No statutory right of access

The charities often still keep the case records of children who were in their care. These records are maintained in archives and may not be caught by the Data Protection Act if the records are not stored on computer or organised into what is known as ‘relevant files’. This is in contrast to adults who were in care with local authorities, whose records are caught by the Data Protection Act. Therefore, a charity may refuse to grant an adult access to his or her childhood case records. However, most charities claim to operate within the spirit of the Act. Most have also allowed access to files for many decades and it has often proved easier, until recent years, to access voluntary sector files than local authority files. Thousands of care leavers have accessed their voluntary sector files.

Refusal to grant access

If you are refused access to some or all of a file kept by a charity, or you are presented with what you regard as unacceptable conditions on access (such as prior compulsory counselling), it may be possible to challenge this under Article 8 of the Human Rights Act. This is because of the Gaskin case of 1989, where the European Court of Human Rights decided against the UK government’s position that case records should remain secret from care leavers. Such an application to the courts should succeed because the UK Courts nowadays must take a human rights approach in reaching their judgements. The European Court of Human Rights has already decided that the information contained in childhood case records engages Article 8 of the Convention on Human Rights, now incorporated into UK law via the Human Rights Act.

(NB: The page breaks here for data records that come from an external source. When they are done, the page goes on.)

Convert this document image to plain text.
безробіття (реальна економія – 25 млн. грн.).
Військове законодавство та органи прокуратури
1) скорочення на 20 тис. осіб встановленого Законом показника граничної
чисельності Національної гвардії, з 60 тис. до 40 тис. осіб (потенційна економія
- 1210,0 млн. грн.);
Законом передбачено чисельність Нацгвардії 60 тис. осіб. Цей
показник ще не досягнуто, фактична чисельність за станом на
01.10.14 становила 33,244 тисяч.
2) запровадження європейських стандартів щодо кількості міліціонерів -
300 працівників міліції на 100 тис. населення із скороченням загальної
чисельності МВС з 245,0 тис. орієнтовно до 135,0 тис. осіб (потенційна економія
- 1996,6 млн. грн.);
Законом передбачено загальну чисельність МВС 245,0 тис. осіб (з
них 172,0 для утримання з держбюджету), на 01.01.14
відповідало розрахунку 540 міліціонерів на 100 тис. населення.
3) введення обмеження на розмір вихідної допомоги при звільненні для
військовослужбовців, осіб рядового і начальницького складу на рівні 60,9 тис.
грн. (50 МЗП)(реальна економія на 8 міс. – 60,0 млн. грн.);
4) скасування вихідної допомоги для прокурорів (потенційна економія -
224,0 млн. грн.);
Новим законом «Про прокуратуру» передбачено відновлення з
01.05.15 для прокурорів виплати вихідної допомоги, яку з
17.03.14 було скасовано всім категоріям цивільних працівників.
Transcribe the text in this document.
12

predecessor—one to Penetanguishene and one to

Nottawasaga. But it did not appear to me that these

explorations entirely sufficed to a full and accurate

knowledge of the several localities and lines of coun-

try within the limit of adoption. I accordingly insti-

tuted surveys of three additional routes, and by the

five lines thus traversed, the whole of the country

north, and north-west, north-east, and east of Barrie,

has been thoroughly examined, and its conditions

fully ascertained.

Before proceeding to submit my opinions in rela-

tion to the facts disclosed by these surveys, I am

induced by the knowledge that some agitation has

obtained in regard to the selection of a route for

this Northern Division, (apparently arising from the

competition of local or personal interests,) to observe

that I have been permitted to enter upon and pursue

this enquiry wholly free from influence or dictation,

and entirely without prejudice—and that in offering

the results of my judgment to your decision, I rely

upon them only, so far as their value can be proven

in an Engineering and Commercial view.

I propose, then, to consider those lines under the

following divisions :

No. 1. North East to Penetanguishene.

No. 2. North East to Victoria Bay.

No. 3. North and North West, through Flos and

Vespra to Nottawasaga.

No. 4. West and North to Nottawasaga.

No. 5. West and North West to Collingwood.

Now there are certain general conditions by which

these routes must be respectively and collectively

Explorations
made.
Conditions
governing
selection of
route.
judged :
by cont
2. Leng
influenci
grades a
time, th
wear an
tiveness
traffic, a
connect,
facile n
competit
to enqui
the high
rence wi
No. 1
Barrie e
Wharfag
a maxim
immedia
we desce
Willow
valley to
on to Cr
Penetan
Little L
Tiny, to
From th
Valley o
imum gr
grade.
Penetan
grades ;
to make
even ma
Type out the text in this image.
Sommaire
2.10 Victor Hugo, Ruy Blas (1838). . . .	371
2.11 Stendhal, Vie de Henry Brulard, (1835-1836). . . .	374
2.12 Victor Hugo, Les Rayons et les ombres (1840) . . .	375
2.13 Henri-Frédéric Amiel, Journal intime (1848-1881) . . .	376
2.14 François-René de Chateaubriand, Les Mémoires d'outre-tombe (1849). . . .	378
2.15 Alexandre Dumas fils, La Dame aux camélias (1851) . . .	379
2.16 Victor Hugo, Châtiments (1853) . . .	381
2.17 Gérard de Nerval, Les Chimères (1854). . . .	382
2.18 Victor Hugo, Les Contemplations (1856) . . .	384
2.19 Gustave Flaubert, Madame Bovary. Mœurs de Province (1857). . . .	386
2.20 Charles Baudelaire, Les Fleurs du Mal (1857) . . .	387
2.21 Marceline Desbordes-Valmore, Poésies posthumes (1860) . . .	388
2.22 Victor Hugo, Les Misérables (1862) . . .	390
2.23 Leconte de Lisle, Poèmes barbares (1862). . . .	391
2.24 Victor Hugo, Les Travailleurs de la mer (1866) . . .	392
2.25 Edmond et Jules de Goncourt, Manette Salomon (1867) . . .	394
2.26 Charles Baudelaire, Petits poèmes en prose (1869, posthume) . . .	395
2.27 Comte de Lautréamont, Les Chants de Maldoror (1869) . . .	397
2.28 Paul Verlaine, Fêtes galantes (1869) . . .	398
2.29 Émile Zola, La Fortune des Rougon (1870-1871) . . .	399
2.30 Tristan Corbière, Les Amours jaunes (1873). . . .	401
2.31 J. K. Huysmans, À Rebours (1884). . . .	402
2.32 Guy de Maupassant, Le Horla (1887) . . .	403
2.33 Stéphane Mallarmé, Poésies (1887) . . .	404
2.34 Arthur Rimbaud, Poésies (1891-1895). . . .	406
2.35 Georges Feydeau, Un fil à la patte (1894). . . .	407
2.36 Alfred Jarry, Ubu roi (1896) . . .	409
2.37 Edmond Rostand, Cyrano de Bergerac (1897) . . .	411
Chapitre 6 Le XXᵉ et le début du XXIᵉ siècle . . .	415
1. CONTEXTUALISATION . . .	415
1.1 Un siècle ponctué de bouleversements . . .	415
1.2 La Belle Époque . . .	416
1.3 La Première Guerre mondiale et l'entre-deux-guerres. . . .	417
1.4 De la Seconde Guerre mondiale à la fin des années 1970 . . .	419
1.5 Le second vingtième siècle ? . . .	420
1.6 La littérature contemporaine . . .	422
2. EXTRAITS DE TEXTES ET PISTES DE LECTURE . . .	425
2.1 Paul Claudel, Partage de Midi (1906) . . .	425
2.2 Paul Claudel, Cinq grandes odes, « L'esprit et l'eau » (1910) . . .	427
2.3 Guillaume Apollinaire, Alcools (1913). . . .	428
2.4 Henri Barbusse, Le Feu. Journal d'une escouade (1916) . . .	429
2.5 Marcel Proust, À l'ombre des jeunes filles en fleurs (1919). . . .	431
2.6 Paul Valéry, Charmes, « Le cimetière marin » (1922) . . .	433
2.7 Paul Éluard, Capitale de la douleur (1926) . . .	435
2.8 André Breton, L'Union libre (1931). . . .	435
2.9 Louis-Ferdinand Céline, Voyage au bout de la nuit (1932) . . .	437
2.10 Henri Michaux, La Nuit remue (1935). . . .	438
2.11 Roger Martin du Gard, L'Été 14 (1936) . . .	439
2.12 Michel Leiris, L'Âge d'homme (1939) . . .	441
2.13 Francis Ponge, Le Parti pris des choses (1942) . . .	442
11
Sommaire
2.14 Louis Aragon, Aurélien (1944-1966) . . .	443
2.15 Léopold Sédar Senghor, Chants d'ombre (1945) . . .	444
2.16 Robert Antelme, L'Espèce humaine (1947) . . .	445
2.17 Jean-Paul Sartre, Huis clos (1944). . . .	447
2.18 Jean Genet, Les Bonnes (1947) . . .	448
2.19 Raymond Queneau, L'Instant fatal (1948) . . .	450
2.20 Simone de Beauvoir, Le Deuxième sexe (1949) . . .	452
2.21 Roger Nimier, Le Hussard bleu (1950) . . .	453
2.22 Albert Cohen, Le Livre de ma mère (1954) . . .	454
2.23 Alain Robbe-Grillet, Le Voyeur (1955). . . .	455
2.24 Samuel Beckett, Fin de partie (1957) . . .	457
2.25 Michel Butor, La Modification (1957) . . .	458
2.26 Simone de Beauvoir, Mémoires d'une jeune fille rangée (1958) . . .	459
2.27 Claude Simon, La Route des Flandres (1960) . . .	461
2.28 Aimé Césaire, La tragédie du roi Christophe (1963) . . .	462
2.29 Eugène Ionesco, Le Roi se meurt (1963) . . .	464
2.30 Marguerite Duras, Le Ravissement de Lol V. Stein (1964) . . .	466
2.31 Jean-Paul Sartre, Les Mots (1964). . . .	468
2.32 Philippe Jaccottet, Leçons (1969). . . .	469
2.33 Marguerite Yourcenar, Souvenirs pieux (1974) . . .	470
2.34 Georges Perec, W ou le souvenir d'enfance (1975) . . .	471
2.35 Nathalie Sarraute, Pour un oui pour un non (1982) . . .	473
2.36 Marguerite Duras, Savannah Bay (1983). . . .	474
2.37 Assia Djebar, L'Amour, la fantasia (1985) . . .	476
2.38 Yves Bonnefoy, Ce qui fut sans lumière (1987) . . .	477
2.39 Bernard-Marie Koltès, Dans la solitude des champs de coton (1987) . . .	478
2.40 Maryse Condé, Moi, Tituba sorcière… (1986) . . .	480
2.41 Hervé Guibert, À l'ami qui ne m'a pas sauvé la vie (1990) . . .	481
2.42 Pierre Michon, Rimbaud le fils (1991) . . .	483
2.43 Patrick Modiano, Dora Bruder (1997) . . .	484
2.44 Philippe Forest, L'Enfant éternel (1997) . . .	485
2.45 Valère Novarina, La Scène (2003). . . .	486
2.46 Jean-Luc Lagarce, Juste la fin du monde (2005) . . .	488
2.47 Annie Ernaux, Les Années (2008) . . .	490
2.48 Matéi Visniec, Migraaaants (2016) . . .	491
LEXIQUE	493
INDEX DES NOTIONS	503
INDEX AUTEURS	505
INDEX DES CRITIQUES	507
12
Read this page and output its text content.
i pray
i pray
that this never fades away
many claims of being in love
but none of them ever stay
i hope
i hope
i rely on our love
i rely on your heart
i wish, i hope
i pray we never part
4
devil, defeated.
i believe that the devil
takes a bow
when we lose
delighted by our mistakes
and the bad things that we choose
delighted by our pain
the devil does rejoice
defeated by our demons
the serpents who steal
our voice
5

It is unlikely that a UK Court could ignore this judgement and it is one which is likely to swing the Court’s decision in the applicant’s favour.

Conditional access

With some charities, an offer to grant access is often accompanied by a condition that the care leaver undergoes ‘counselling’, or social work support, during access. No such condition can be placed on local authority care leavers seeking access to their file under the Data Protection Act. If you have concerns about your privacy then it is worth noting that some care leavers have experienced that personal details given over during this ‘counselling’ process has been recorded, sometimes without the care leaver’s knowledge.